Even with good strategies, the profitability of your algorithm is as simple as choosing the cheapest broker.
Trading stocks is even more expensive than forex. I remember back in the day when I thought Scottrade was cheap for offering $7 commissions. It gets worse and worse when you go through the list of stock brokers. Most of them try to get away with charging $7-10 per trade. If customer service is important to you, then those are the shops to look at.
If your top priority is trading profitably, then again, broker selection is critical. The only way that a small guy can make it is by chipping away at the costs. Interactive brokers is again a great option, charging fractions of a penny per share traded. If you decide to trade 2 shares of Google (GOOG: $1,017 per share) or 1,000 shares of Fannie Mae (FNMA: $2.35 per share), the transaction costs are tiny. Two ticks in your favor is all it takes to cover the trade.
You might be thinking that I said two ticks in forex is expensive. How can I say that two ticks in equities is reasonable?
Volatility. Two ticks in the stock market is a little hiccup. It’s not at all uncommon to see highly liquid stocks move 2-3% in a single day. Forex is only interesting because of the leverage. The currency pairs themselves rarely move more than 1%, and that’s usually on major news.
Every employee knows that they’re only one mistake away from getting fired. That’s the reason that everyone hates having a boss. There’s a single person with unilateral authority to financially murder you. Who’s going to look upon that as a good thing?
Well, the truth is that bosses exist for a reason. It’s someone that calls you out when you do something stupid. More importantly, the boss has the power and influence to ensure that you stop doing stupid things.

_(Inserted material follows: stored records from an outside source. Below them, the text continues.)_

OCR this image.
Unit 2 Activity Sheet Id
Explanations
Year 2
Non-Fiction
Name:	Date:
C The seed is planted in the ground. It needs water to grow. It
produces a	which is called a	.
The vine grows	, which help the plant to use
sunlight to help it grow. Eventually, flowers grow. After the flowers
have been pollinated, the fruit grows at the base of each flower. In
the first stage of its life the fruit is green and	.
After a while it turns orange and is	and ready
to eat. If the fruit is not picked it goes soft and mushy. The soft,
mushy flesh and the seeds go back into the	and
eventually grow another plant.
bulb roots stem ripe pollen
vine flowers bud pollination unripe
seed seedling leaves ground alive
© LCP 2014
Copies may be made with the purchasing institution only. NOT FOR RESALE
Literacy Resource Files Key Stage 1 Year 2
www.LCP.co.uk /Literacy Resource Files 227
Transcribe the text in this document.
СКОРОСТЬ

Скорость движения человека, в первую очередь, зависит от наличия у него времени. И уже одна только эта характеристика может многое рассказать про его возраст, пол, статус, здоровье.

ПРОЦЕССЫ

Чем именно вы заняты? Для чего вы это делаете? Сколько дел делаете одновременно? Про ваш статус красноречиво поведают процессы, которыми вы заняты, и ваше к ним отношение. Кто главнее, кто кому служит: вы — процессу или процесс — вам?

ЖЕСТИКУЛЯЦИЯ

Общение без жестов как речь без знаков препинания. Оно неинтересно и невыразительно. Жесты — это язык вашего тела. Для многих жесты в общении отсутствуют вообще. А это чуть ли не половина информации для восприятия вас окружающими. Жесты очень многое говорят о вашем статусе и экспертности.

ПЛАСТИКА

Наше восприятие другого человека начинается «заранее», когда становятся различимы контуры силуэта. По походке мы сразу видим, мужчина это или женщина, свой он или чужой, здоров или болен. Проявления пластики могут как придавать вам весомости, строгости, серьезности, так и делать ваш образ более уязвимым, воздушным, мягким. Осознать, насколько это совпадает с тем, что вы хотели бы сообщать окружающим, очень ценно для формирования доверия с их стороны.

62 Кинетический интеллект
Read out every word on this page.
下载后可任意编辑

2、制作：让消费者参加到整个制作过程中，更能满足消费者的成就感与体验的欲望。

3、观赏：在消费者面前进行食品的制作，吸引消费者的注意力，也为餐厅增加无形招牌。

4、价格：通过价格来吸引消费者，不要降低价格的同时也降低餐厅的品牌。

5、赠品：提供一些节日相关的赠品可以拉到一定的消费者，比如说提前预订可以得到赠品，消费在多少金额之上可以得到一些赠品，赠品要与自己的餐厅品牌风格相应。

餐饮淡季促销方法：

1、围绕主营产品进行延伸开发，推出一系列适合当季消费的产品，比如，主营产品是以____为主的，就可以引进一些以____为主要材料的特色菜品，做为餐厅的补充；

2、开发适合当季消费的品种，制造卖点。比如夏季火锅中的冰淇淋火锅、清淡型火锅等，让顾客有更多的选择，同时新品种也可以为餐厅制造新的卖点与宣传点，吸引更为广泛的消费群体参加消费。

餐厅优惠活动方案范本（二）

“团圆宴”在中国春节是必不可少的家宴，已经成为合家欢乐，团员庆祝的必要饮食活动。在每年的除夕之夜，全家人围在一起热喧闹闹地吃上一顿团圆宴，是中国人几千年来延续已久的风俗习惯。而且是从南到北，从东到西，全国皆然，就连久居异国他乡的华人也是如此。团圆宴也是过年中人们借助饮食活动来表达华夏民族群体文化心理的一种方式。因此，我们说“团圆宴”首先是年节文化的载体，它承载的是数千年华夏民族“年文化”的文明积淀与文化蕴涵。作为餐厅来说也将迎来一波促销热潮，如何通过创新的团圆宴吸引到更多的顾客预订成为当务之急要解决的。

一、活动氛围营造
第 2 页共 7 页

The dream of entrepreneurship is not having a boss. You go on vacation when you can, you don’t have to play office politics, you don’t have to waste time selling good ideas. You just go out and do them.
Even with good strategies, the profitability of your algorithm is as simple as choosing the cheapest broker
I can tell you as a small business owner that the negatives stand out strongly in my mind. When you don’t have someone to hold you accountable, even if it’s a mentor, you make many more dumb mistakes than you should. It takes incredible discipline to hold the line consistently. Knowing that I’m not going to look stupid or have to explain myself to anyone probably gives me a lot more false confidence than I really need.
Self-employed traders working at home experience the same thing. Who calls you out when you’re trading just because you’re bored?
The decline in the trading account points out the obvious, but that’s not enough to necessarily stop the bad behavior. We’re social creatures. Most people need to speak with other people to maintain their sanity. When you’re trading at home alone, it takes a lot of effort to ensure that you’re getting enough social contact. A good boss prevents you from indulging in bad behaviors.
Selecting the right broker is enough to determine whether or not a good strategy will wind up making money or not. It’s expensive to trade. The bigger you are, the better your pricing.
Retail trading prices have reached a point where it’s at least possible to trade profitably. Nonetheless, the number of strategy types out there is limited because the lower, shorter term strategies are prohibitively expensive to trade.
The quantitative traders and hedge funds get the more active strategy space to themselves. Their trading costs are so low that they’re really the only people that can afford to trade actively.